Os parlamentares da extinta Arena obedeciam ordens dos militares, que os recompensavam com cargos na administração federal e nas empresas estatais. E os puniam quando traíam o governo. Os parlamentares do Centrão não obedecem ordens, nem mesmo dos líderes dos seus partidos. E apoiarão o governo enquanto receberem cargos e emendas parlamentares. Outra diferença fundamental. O governo militar era ideológico, porque o mundo estava dividido pela Guerra Fria – a disputa liderada pelos Estados Unidos, capitalista, e a extinta União Soviética, comunista. No Brasil, as pessoas que eram contra o regime, principalmente as de esquerda, eram presas, torturadas e muitas foram mortas.

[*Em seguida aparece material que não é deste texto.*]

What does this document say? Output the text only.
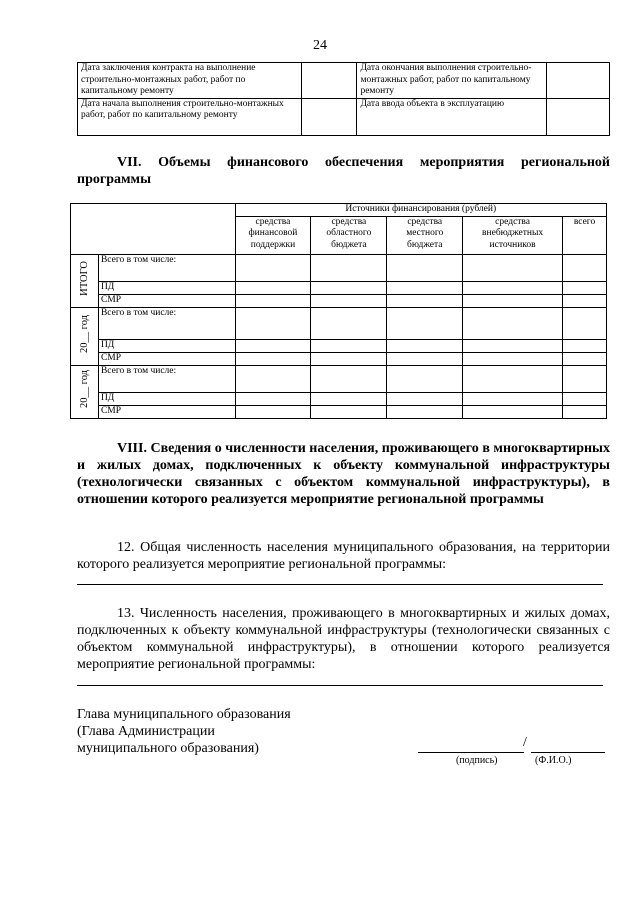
24
Дата заключения контракта на выполнение строительно-монтажных работ, работ по капитальному ремонту		Дата окончания выполнения строительно-монтажных работ, работ по капитальному ремонту	
Дата начала выполнения строительно-монтажных работ, работ по капитальному ремонту		Дата ввода объекта в эксплуатацию	
VII. Объемы финансового обеспечения мероприятия региональной программы
		Источники финансирования (рублей)				
		средства финансовой поддержки	средства областного бюджета	средства местного бюджета	средства внебюджетных источников	всего
ИТОГО	Всего в том числе:					
	ПД					
	СМР					
20__ год	Всего в том числе:					
	ПД					
	СМР					
20__ год	Всего в том числе:					
	ПД					
	СМР					
VIII. Сведения о численности населения, проживающего в многоквартирных и жилых домах, подключенных к объекту коммунальной инфраструктуры (технологически связанных с объектом коммунальной инфраструктуры), в отношении которого реализуется мероприятие региональной программы
12. Общая численность населения муниципального образования, на территории которого реализуется мероприятие региональной программы:
13. Численность населения, проживающего в многоквартирных и жилых домах, подключенных к объекту коммунальной инфраструктуры (технологически связанных с объектом коммунальной инфраструктуры), в отношении которого реализуется мероприятие региональной программы:
Глава муниципального образования
(Глава Администрации
муниципального образования)	/
(подпись)	(Ф.И.О.)
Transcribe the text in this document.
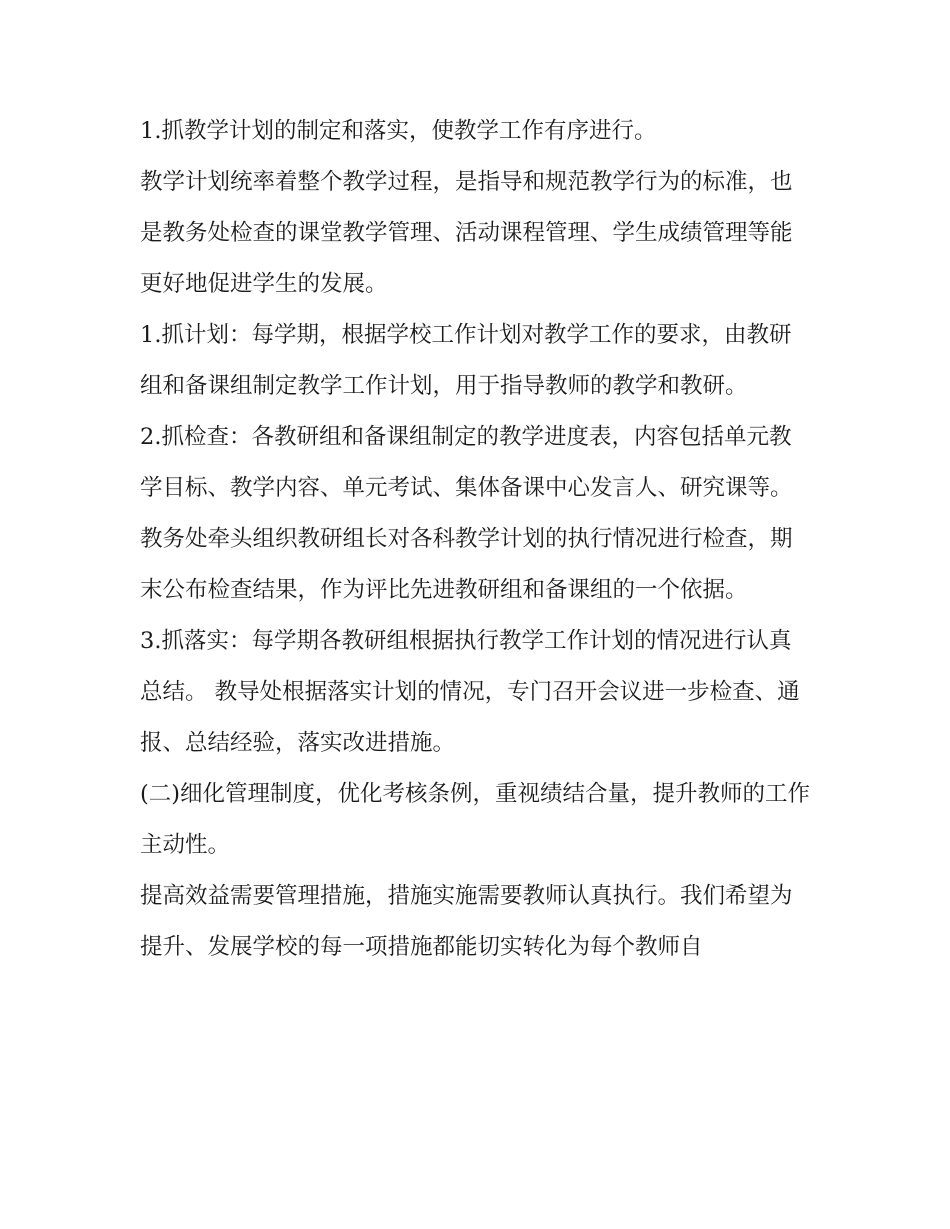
1.抓教学计划的制定和落实，使教学工作有序进行。

教学计划统率着整个教学过程，是指导和规范教学行为的标准，也是教务处检查的课堂教学管理、活动课程管理、学生成绩管理等能更好地促进学生的发展。

1.抓计划：每学期，根据学校工作计划对教学工作的要求，由教研组和备课组制定教学工作计划，用于指导教师的教学和教研。

2.抓检查：各教研组和备课组制定的教学进度表，内容包括单元教学目标、教学内容、单元考试、集体备课中心发言人、研究课等。

教务处牵头组织教研组长对各科教学计划的执行情况进行检查，期末公布检查结果，作为评比先进教研组和备课组的一个依据。

3.抓落实：每学期各教研组根据执行教学工作计划的情况进行认真总结。 教导处根据落实计划的情况，专门召开会议进一步检查、通报、总结经验，落实改进措施。

(二)细化管理制度，优化考核条例，重视绩结合量，提升教师的工作主动性。

提高效益需要管理措施，措施实施需要教师认真执行。我们希望为提升、发展学校的每一项措施都能切实转化为每个教师自
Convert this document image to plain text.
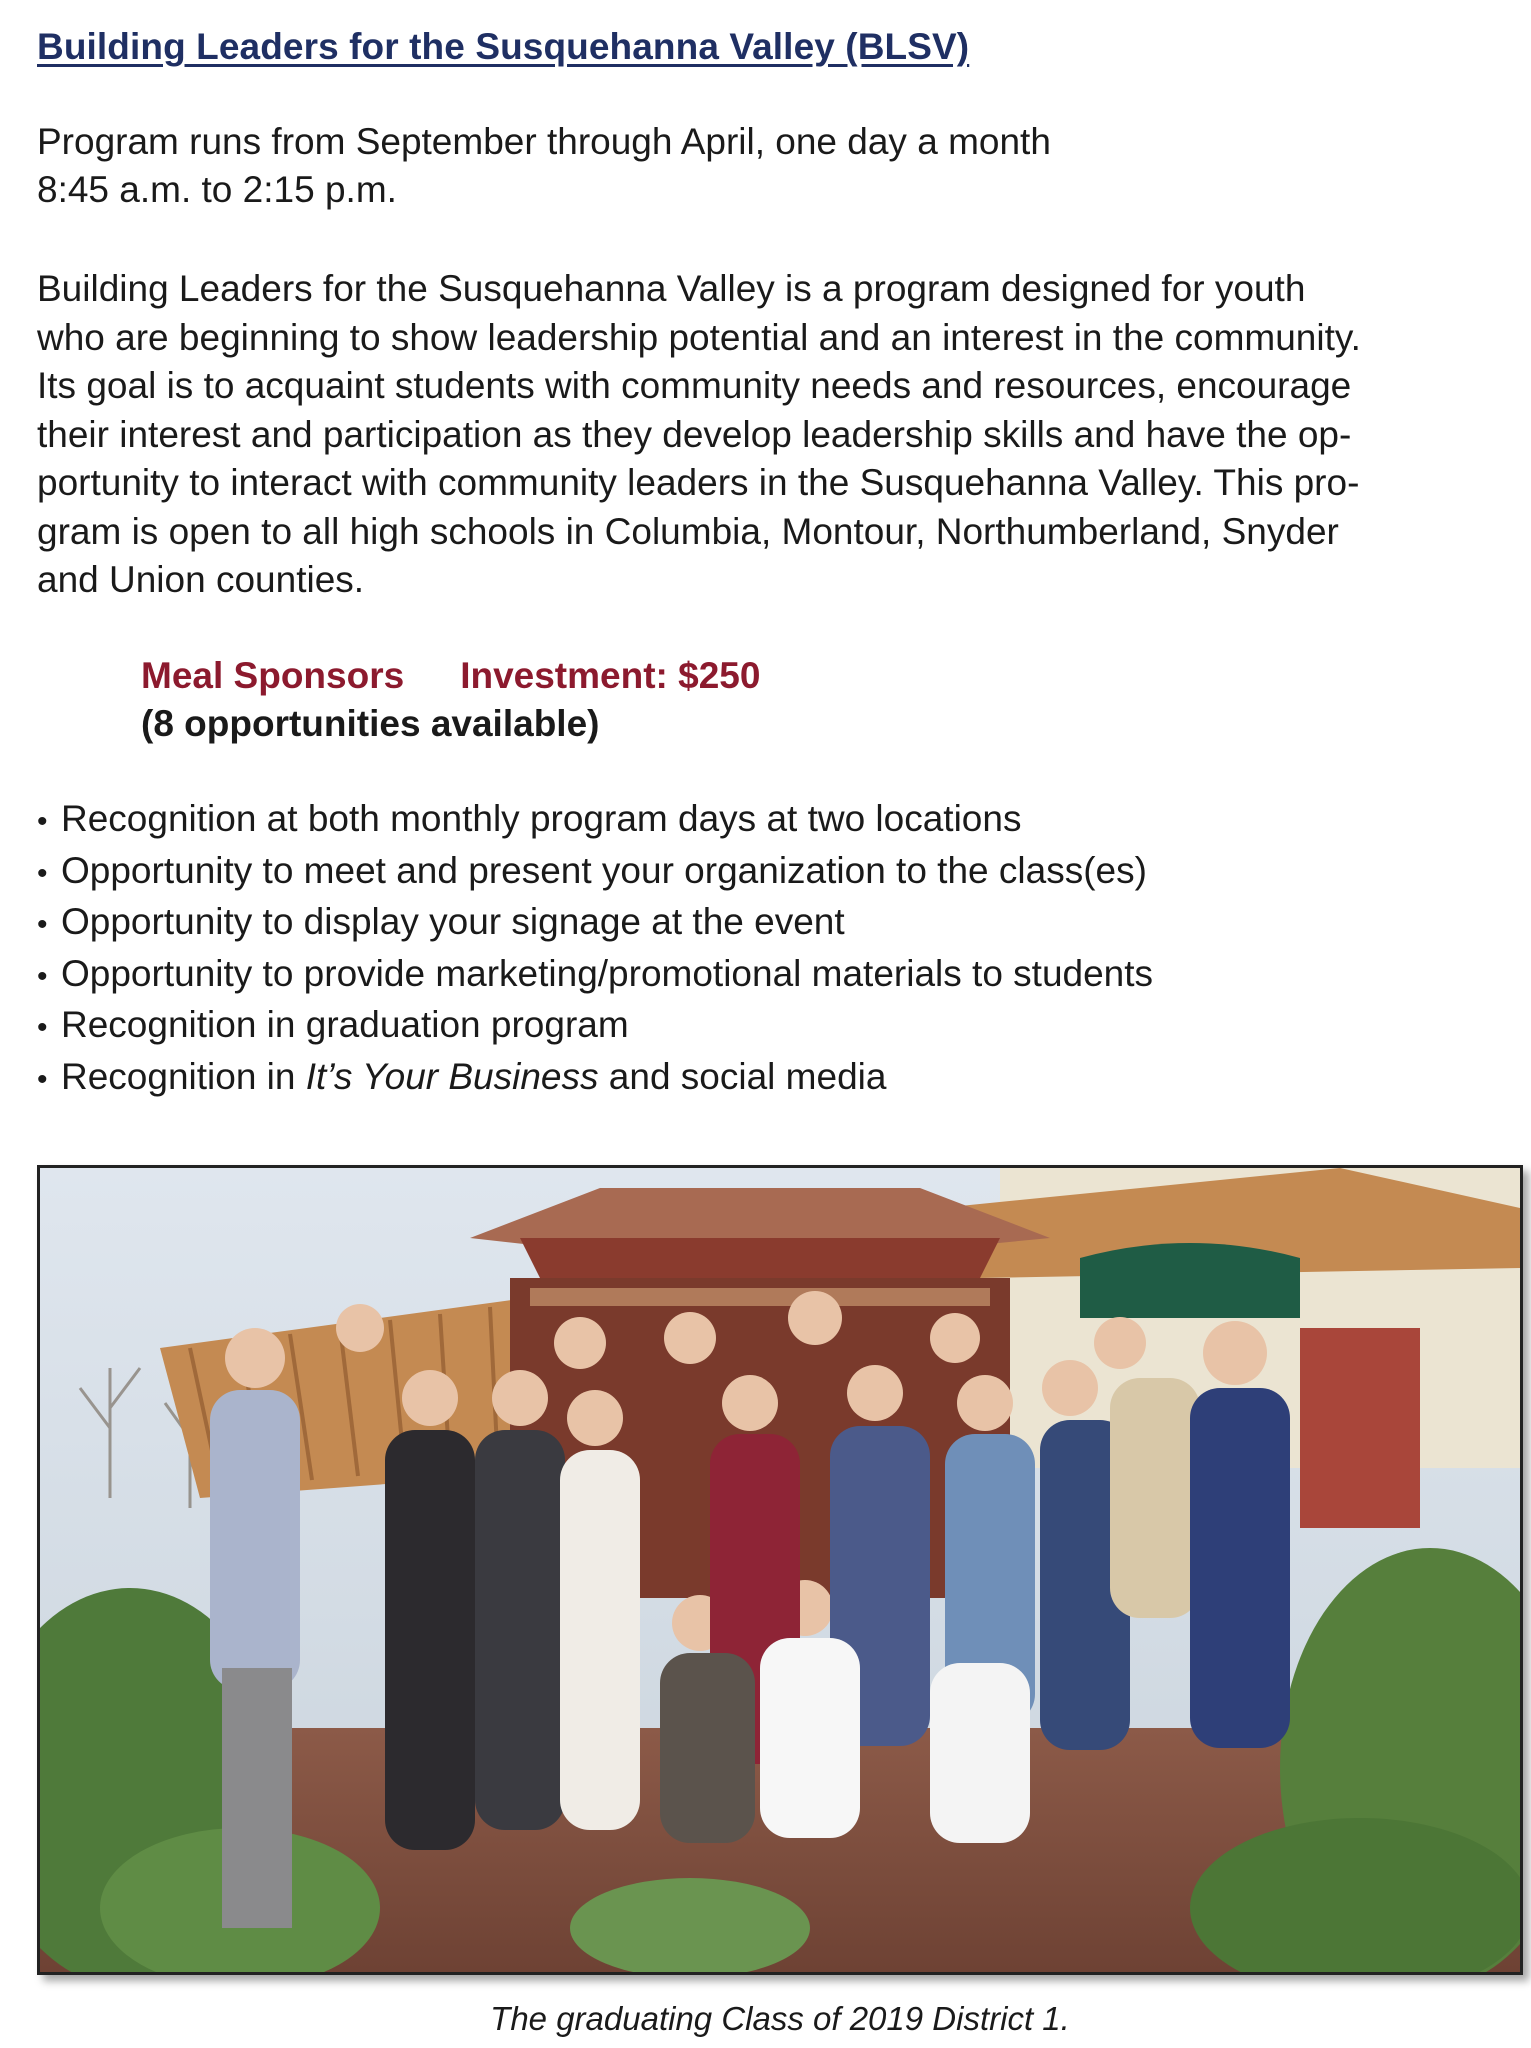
Building Leaders for the Susquehanna Valley (BLSV)
Program runs from September through April, one day a month
8:45 a.m. to 2:15 p.m.

Building Leaders for the Susquehanna Valley is a program designed for youth
who are beginning to show leadership potential and an interest in the community.
Its goal is to acquaint students with community needs and resources, encourage
their interest and participation as they develop leadership skills and have the op-
portunity to interact with community leaders in the Susquehanna Valley. This pro-
gram is open to all high schools in Columbia, Montour, Northumberland, Snyder
and Union counties.

Meal Sponsors Investment: $250
(8 opportunities available)
• Recognition at both monthly program days at two locations
• Opportunity to meet and present your organization to the class(es)
• Opportunity to display your signage at the event
• Opportunity to provide marketing/promotional materials to students
• Recognition in graduation program
• Recognition in It’s Your Business and social media
The graduating Class of 2019 District 1.
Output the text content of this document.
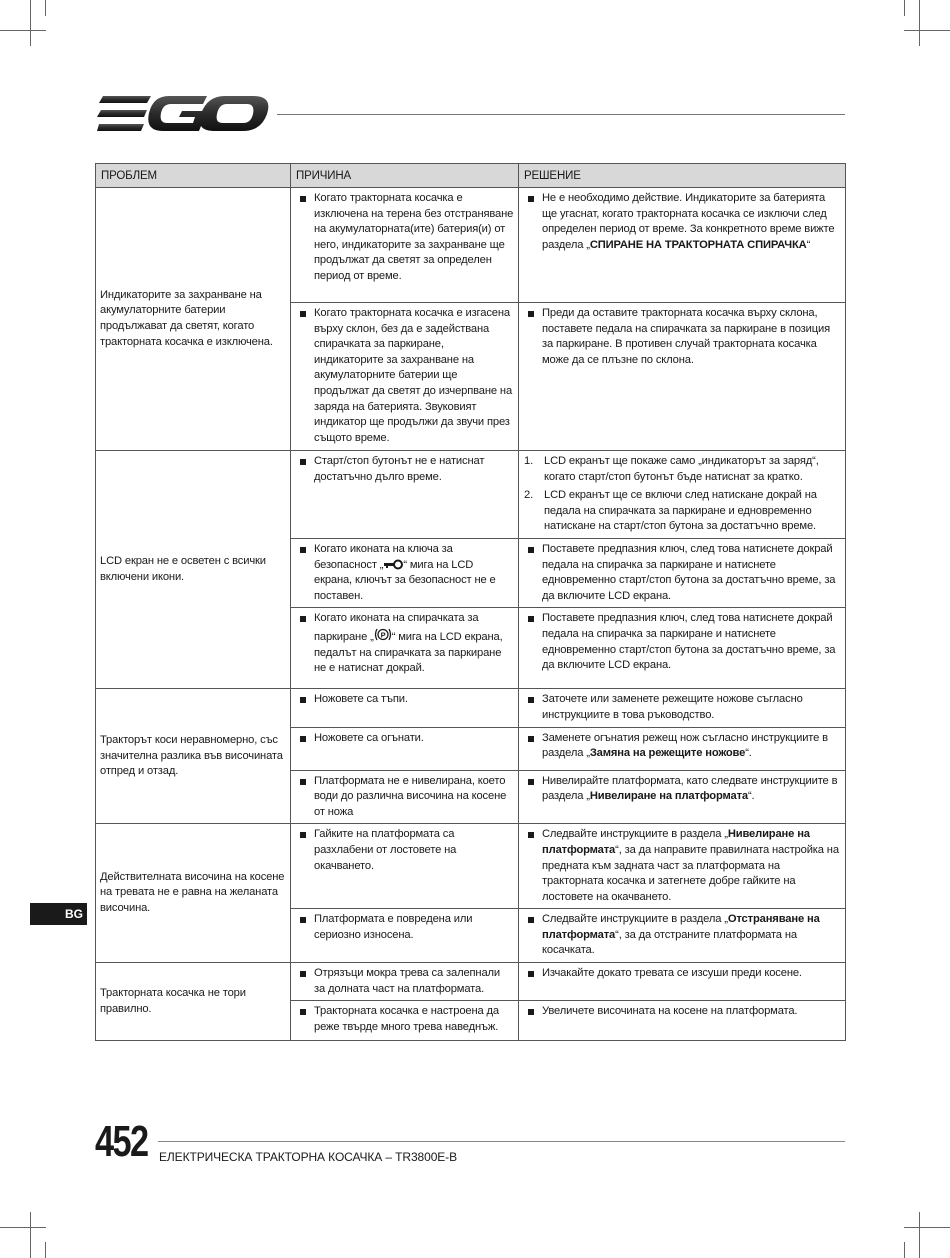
ПРОБЛЕМ	ПРИЧИНА	РЕШЕНИЕ
Индикаторите за захранване на акумулаторните батерии продължават да светят, когато тракторната косачка е изключена.	Когато тракторната косачка е изключена на терена без отстраняване на акумулаторната(ите) батерия(и) от него, индикаторите за захранване ще продължат да светят за определен период от време.	Не е необходимо действие. Индикаторите за батерията ще угаснат, когато тракторната косачка се изключи след определен период от време. За конкретното време вижте раздела „СПИРАНЕ НА ТРАКТОРНАТА СПИРАЧКА“

	Когато тракторната косачка е изгасена върху склон, без да е задействана спирачката за паркиране, индикаторите за захранване на акумулаторните батерии ще продължат да светят до изчерпване на заряда на батерията. Звуковият индикатор ще продължи да звучи през същото време.	Преди да оставите тракторната косачка върху склона, поставете педала на спирачката за паркиране в позиция за паркиране. В противен случай тракторната косачка може да се плъзне по склона.

LCD екран не е осветен с всички включени икони.	Старт/стоп бутонът не е натиснат достатъчно дълго време.	1. LCD екранът ще покаже само „индикаторът за заряд“, когато старт/стоп бутонът бъде натиснат за кратко.
2. LCD екранът ще се включи след натискане докрай на педала на спирачката за паркиране и едновременно натискане на старт/стоп бутона за достатъчно време.

	Когато иконата на ключа за безопасност „ “ мига на LCD екрана, ключът за безопасност не е поставен.	Поставете предпазния ключ, след това натиснете докрай педала на спирачка за паркиране и натиснете едновременно старт/стоп бутона за достатъчно време, за да включите LCD екрана.

	Когато иконата на спирачката за паркиране „ P “ мига на LCD екрана, педалът на спирачката за паркиране не е натиснат докрай.	Поставете предпазния ключ, след това натиснете докрай педала на спирачка за паркиране и натиснете едновременно старт/стоп бутона за достатъчно време, за да включите LCD екрана.

Тракторът коси неравномерно, със значителна разлика във височината отпред и отзад.	Ножовете са тъпи.	Заточете или заменете режещите ножове съгласно инструкциите в това ръководство.

	Ножовете са огънати.	Заменете огънатия режещ нож съгласно инструкциите в раздела „Замяна на режещите ножове“.

	Платформата не е нивелирана, което води до различна височина на косене от ножа	Нивелирайте платформата, като следвате инструкциите в раздела „Нивелиране на платформата“.

Действителната височина на косене на тревата не е равна на желаната височина.	Гайките на платформата са разхлабени от лостовете на окачването.	Следвайте инструкциите в раздела „Нивелиране на платформата“, за да направите правилната настройка на предната към задната част за платформата на тракторната косачка и затегнете добре гайките на лостовете на окачването.

	Платформата е повредена или сериозно износена.	Следвайте инструкциите в раздела „Отстраняване на платформата“, за да отстраните платформата на косачката.

Тракторната косачка не тори правилно.	Отрязъци мокра трева са залепнали за долната част на платформата.	Изчакайте докато тревата се изсуши преди косене.

	Тракторната косачка е настроена да реже твърде много трева наведнъж.	Увеличете височината на косене на платформата.
BG
452 ЕЛЕКТРИЧЕСКА ТРАКТОРНА КОСАЧКА – TR3800E-B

Bolsonaro demoniza as esquerdas com o objetivo de reviver a Guerra Fria. Na verdade, seu único projeto de governo é proteger a sua família – há dezenas de matérias sobre o assunto na internet. A soma de todas essas contradições tornaram o governo Bolsonaro emocionalmente instável, já que tudo gira ao redor da figura do presidente, um homem que pela manhã pensa uma coisa, ao meio-dia, outra, e ao anoitecer, algo totalmente diferente. O resultado disso? A confusão em que o Brasil está hoje, principalmente no combate à pandemia causada pela Covid-19, uma doença altamente contagiosa e letal, que o presidente decidiu enfrentar adotando como política de governo o negacionismo, trazendo como consequência a falta de um programa de abastecimento de vacinas e até de oxigênio nos hospitais de Manaus (AM), onde os pacientes estão morrendo asfixiados.

Portanto, a equação é a seguinte: os militares estão no governo pelos salários que ganham. Os parlamentares do Centrão, pelos cargos e empregos dos seus aliados nas empresas estatais. Todo esse pessoal gira ao redor de uma figura central, o presidente Bolsonaro, uma pessoa que age conforme os seus instintos, guiado por um aguçado faro para a sobrevivência política e econômica da sua família. Dentro dessa realidade, nós repórteres precisamos ficar com os pés no chão, longe das cascas de banana. Por quê? O nosso leitor precisa de informações exatas e bem escritas para poder organizar a vida da sua família. O cotidiano do brasileiro é simples: não tem vacina para todo mundo. As mortes e o contágio causados pelo vírus infernizam a vida das pessoas, amedrontadas com a perspectiva de que poderão ser a próxima vítima. O ministro da Economia, Paulo Guedes, não consegue criar os empregos prometidos. E o que existe no horizonte dos brasileiros pode piorar ainda mais as coisas: uma greve de caminhoneiros e uma real ameaça do novo presidente dos Estados Unidos, Joe Biden, de retaliar economicamente o Brasil caso o governo não cesse a destruição da Floresta Amazônica. O resto é teoria.